Prove $7\mid x^2+y^2$ iff $7\mid x$ and $7\mid y$

Question

The question is basically in the title: Prove $7\mid x^2+y^2$ iff $7\mid x$ and $7\mid y$

I get how to do it from $7\mid $ and $7\mid y$ to $7\mid x^2+y^2$, but not the other way around.

Help is appreciated! Thanks.

Answer 1

$x^2,y^2$ can be $0^2\equiv0, (\pm1)^2\equiv1,(\pm2)^2\equiv4, (\pm3)^2\equiv2\pmod 7$

Observe that for no combination except $0,0$ of $x^2+y^2 \equiv0\pmod 7$

---

Alternatively,

If $(7,xy)=1, x^2+y^2\equiv0\pmod 7\implies \left(\frac xy\right)^2\equiv-1\pmod 7$

But we know $-1$ is a Quadratic residue $\pmod p$ iff prime $p\equiv 1\pmod 4$

Answer 2

$x^2+y^2 \equiv \mod 7 \implies x^2 \equiv k \mod 7$ and $y^2 \equiv 7-k \mod 7$

And any $a^2 \equiv 0,1,4,2\mod 7$(Why?) $\implies k=0$

Answer 3

This is a more general fact.

To quote wikipedia:
If $p$ is prime and $p ≡ 3 \pmod 4$ the negative of a residue modulo $p$ is a nonresidue and the negative of a nonresidue is a residue.
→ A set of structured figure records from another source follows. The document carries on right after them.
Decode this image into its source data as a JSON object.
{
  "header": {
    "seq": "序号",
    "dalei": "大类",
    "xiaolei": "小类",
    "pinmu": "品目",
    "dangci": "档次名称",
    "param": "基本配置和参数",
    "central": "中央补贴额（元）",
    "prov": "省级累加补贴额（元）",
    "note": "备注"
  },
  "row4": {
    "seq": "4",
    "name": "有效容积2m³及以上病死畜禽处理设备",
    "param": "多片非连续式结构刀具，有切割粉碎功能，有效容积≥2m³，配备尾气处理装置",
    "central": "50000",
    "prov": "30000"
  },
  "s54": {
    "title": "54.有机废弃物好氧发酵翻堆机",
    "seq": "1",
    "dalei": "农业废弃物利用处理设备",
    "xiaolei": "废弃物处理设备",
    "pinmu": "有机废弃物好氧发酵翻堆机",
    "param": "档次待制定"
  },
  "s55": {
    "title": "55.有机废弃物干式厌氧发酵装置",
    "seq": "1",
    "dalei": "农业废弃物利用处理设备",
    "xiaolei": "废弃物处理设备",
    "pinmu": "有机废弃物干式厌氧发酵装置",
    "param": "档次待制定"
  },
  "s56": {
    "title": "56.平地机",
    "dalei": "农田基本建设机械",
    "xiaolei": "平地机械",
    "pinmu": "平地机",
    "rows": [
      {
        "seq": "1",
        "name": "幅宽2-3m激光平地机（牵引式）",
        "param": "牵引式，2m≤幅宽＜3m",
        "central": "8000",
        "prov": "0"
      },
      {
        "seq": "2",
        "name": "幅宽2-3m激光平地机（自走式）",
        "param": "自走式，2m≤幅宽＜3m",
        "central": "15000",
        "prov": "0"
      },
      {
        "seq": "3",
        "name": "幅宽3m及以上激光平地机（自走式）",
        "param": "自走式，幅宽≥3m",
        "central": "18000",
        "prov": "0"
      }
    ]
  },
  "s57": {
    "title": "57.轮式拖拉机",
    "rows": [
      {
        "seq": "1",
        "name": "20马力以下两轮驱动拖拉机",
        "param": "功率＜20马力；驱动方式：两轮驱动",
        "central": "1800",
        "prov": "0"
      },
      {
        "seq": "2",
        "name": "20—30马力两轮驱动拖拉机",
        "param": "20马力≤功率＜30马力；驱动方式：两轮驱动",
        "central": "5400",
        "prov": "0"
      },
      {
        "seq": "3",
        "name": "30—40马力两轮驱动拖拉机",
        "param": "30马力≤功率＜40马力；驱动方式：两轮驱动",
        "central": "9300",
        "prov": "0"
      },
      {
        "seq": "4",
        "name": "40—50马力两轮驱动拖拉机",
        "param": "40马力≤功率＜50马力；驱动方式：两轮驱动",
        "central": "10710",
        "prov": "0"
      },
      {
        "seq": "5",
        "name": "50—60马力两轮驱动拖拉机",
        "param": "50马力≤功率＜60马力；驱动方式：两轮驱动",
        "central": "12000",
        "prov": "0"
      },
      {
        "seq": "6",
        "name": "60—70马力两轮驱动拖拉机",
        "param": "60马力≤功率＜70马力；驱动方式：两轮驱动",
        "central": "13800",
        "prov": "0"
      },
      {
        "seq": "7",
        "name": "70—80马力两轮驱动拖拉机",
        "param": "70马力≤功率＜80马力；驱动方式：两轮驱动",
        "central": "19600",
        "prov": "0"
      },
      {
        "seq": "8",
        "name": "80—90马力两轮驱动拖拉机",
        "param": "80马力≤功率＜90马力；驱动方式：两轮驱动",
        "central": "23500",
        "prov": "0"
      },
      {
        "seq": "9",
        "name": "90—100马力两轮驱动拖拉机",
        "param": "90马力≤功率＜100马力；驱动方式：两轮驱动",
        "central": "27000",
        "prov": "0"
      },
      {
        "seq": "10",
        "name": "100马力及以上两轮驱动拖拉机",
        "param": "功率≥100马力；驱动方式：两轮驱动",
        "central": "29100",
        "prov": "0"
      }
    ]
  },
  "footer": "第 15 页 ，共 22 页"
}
Therefore for $p$ is prime with $p ≡ 3 \pmod 4,$ $p\mid x^2+y^2\iff p\mid x$ and $p\mid y$.

Answer 4

Hint $\rm\ mod\ 7\!:\ x,y\not\equiv 0,\ \ x^2 \equiv -y^2\ \stackrel{cube}{\Rightarrow}\, 1\equiv x^6\equiv -y^6\equiv -1\:\Rightarrow\Leftarrow,\ $ via little Fermat.

Answer 5

It's a matter of modular arithmetic. If $a|b$, then $b\equiv 0 \pmod{a}$. So you know that

$$ x^2+y^2 \equiv 0 \mod 7 $$ You wish to show that there are no other values of $x$ and $y$ that will satisfy this. One approach is, as lab bhattacharjee notes, direct evaluation of the possibilities. Alternatively, you can suppose that $y\equiv nx\pmod{7}$ for some integer $n$. Then we have $$ x^2(1+n^2)\equiv 0 \mod 7 $$ Therefore, if $x\not\equiv 0\pmod7$, then we must have that $$ n^2\equiv -1 \mod 7 $$ However, there is no integer $n$ satisfying this condition. Therefore, $x\equiv 0\pmod7$. And since $y\equiv nx\equiv0\pmod7$, we have that $7|x$ and $7|y$.

Answer 6

In $\mathbb{Z}[i]$, $7$ divides $x^2+y^2=(x+iy)(x-iy)$. Therefore, there exists $a+ib \in \mathbb{Z}[i]$ such that $x+iy=7(a+ib)$ or $x-iy=7(a+ib)$. You deduce that $7$ divide $x$ and $y$ in $\mathbb{Z}$.